With school starting remotely around the country, 15 million students still don’t have broadband internet at home. On Wednesday, August 26, people across the country gathered in the streets and online to demand that the Federal Communications Commission and internet companies provide these children with the tools they need to access their digital lessons during the COVID-19 pandemic.

Using the hashtags #LoggedOut and #InternetForAll, actions popped up in major U.S. cities, with speeches, marches and a digital campaign to get FCC Chairman Ajit Pai’s attention. 

Action on the Ground

Chicago

Brightbeam activist Tanesha Peeples led a group of students to march in Chicago to demand that the FCC provide no-strings-attached internet to all families. 

Their message is simple: Stop it with the red tape, Comcast, and make all families eligible for the company’s Chicago-based internet options for low-income families.

“It’s like punishing the children for whatever was going on with the parents,” said parent Nailah Stevenson to Block Club Chicago. “The kids have nothing to do with the account the parents may have had.

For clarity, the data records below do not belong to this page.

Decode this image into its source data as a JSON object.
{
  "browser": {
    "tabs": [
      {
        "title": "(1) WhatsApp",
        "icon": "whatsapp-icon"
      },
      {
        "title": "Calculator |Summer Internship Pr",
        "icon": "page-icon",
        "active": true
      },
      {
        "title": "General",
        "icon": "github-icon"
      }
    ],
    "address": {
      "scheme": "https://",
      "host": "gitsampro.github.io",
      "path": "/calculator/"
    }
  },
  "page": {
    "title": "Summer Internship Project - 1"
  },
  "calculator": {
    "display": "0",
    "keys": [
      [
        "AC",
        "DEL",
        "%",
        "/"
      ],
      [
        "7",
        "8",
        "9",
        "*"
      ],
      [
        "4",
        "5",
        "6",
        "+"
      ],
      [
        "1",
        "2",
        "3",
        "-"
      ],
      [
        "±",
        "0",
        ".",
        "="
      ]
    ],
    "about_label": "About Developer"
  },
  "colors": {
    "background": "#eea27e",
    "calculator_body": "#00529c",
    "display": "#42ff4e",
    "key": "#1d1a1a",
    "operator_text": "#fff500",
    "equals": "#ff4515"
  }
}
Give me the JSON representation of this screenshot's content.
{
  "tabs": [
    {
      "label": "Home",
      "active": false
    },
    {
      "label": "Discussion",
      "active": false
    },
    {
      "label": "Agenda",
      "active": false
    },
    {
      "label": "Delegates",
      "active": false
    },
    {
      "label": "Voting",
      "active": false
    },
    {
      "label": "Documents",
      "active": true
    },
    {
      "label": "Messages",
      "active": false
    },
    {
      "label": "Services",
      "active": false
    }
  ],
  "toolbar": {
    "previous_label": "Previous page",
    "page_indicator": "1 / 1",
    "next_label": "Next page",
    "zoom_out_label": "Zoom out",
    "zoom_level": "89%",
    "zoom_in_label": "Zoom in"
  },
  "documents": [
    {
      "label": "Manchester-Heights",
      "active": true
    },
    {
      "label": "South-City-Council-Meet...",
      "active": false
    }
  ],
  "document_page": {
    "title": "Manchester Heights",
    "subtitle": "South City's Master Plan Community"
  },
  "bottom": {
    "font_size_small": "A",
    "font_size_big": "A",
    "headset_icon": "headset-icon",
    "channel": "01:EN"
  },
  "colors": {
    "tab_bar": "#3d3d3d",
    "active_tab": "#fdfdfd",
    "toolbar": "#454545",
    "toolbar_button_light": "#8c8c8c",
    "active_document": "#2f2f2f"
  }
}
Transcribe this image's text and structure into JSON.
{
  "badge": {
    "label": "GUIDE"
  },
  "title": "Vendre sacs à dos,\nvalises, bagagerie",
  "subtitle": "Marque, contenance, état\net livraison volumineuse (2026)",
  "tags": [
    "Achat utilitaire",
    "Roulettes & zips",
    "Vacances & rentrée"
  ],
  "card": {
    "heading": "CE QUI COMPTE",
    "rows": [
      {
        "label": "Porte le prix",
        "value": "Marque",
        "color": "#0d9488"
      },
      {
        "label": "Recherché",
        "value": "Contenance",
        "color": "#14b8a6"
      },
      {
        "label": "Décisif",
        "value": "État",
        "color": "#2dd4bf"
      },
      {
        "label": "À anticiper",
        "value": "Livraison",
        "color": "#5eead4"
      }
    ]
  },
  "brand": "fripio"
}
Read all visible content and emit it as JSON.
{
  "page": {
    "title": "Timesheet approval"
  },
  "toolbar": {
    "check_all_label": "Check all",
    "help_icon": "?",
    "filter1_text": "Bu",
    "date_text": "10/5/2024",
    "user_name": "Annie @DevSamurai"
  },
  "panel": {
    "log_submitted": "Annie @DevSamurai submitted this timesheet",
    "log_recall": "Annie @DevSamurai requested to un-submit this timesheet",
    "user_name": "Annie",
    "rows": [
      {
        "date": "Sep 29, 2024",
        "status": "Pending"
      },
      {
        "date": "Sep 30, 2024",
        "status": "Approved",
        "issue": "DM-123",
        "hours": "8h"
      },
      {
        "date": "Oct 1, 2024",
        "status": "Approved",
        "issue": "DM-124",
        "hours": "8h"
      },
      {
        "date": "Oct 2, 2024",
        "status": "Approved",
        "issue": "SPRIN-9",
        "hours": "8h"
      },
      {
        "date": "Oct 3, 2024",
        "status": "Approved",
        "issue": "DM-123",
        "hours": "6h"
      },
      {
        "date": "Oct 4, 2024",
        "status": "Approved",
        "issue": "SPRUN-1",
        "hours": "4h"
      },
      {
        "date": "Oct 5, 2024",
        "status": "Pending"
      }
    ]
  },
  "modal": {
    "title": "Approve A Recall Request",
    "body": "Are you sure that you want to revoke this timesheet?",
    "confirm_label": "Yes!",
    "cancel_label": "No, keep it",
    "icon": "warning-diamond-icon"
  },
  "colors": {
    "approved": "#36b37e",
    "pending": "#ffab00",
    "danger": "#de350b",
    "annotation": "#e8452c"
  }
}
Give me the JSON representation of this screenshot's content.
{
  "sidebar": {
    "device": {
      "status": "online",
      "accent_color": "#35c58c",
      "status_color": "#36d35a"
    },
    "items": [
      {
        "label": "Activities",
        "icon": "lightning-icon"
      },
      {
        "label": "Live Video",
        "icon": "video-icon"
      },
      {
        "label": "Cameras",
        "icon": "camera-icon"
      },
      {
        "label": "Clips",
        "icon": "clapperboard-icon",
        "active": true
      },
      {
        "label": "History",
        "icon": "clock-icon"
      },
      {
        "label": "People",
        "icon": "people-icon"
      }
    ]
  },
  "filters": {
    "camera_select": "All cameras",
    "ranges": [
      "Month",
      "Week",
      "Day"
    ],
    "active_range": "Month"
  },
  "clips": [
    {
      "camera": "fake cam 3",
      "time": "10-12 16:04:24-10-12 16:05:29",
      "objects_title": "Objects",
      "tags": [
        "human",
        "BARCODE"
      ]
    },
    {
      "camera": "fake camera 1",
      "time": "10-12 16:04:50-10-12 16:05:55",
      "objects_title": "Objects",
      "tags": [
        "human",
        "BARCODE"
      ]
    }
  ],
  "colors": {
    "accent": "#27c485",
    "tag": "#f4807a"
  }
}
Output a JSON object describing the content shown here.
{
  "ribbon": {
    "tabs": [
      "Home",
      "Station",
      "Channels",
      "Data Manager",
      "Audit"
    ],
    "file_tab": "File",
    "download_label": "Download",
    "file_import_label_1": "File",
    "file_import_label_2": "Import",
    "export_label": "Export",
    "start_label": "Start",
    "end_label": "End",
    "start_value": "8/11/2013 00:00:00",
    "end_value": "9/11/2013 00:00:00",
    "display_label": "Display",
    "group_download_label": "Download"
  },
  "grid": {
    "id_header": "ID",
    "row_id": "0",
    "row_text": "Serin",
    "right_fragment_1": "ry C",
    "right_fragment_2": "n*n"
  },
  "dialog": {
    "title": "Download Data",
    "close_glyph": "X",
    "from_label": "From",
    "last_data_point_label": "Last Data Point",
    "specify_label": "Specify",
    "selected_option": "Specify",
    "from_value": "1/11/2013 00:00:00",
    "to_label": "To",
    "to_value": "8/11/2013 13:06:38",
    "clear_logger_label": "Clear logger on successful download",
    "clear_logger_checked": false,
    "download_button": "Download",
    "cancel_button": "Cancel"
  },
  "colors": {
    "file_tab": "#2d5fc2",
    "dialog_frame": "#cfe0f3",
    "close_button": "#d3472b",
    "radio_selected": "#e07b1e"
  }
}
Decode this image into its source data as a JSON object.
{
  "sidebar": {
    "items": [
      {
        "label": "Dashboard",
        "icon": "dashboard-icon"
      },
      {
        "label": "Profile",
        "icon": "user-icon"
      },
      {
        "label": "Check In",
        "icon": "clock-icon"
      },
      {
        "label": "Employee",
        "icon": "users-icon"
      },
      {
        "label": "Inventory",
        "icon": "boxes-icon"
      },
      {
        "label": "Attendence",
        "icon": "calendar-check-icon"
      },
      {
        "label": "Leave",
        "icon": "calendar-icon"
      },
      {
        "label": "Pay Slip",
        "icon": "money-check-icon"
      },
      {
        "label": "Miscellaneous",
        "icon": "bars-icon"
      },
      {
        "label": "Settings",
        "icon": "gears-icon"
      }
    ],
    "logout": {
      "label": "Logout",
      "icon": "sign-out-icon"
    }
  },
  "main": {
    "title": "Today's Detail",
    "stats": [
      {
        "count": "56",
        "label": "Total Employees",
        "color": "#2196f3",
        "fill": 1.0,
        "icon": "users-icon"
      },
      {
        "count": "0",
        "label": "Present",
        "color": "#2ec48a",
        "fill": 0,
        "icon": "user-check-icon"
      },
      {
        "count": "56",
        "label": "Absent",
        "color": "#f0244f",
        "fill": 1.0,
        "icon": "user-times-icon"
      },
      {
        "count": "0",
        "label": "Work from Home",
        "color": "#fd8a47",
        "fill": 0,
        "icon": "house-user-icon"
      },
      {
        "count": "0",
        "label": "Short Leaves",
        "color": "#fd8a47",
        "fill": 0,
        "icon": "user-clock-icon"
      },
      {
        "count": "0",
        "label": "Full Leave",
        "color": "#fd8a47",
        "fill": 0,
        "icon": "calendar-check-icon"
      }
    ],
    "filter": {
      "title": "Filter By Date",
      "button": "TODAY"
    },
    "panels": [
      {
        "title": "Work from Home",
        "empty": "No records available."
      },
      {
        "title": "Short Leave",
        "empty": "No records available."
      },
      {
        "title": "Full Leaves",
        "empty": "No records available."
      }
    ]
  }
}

They need the internet.”

Georgia

EdLanta’s Jason Allen hosted a roundtable discussion on the importance of #InternetForAll on Facebook Live, including elected school board members and one of Allen’s own students. 

Oakland

Great School Voices’ Dirk Tillotson hosted a special edition of his ongoing series, “Access Denied,” with a look at how city and school leaders in Oakland are closing the digital divide and providing internet to all families. Joining Tillotson was an all-star team of the city’s leaders, including Oakland Superintendent Kyla Johnson-Trammell, school board members Jumoke Hinton Hodge and James Harris, Mayor Libby Schaaf’s director of education David Silver, and City Councilman Loren Taylor.

Philadelphia

Activist and educator Zachary Wright joined fellow Philadelphians to protest in front of Comcast’s headquarters, to demand that they go further to expand service. 

As a result of actions by folks like Wright and company, Philadelphia residents now have a hotline to call to get set up with the public-private PHLConnectED program to get their kids learning.

Twin Cities

The Minnesota Parents Union’s Rashad Turner and Khulia Pringle met with locals to point out how much we’re failing students when we can’t even get them online. As they declared to a crowd outside of the regional Comcast headquarters, “Free public education has to mean exactly that… free. So if schools are going online, internet needs to be free for all.”

Their efforts got them covered by local news stations, and the movement can build from this attention. 

Washington, D.C. 

The team at Serve Your City rallied allies to ensure that the government—local, state, federal—provide for its citizens in a time of need. 

D.C.-based activist Maurice Cook was profiled in the Washington Post. “We won’t accept being logged out anymore,” he said. 

Online Activism

Families, educators, activists and policymakers have joined the #InternetForAll discussion. 

Unfortunately, this problem is a long way from being solved. With Congress stalled and the FCC shirking its responsibility, the National Day of Action demanding #InternetForAll was only the beginning. There will be much more to come.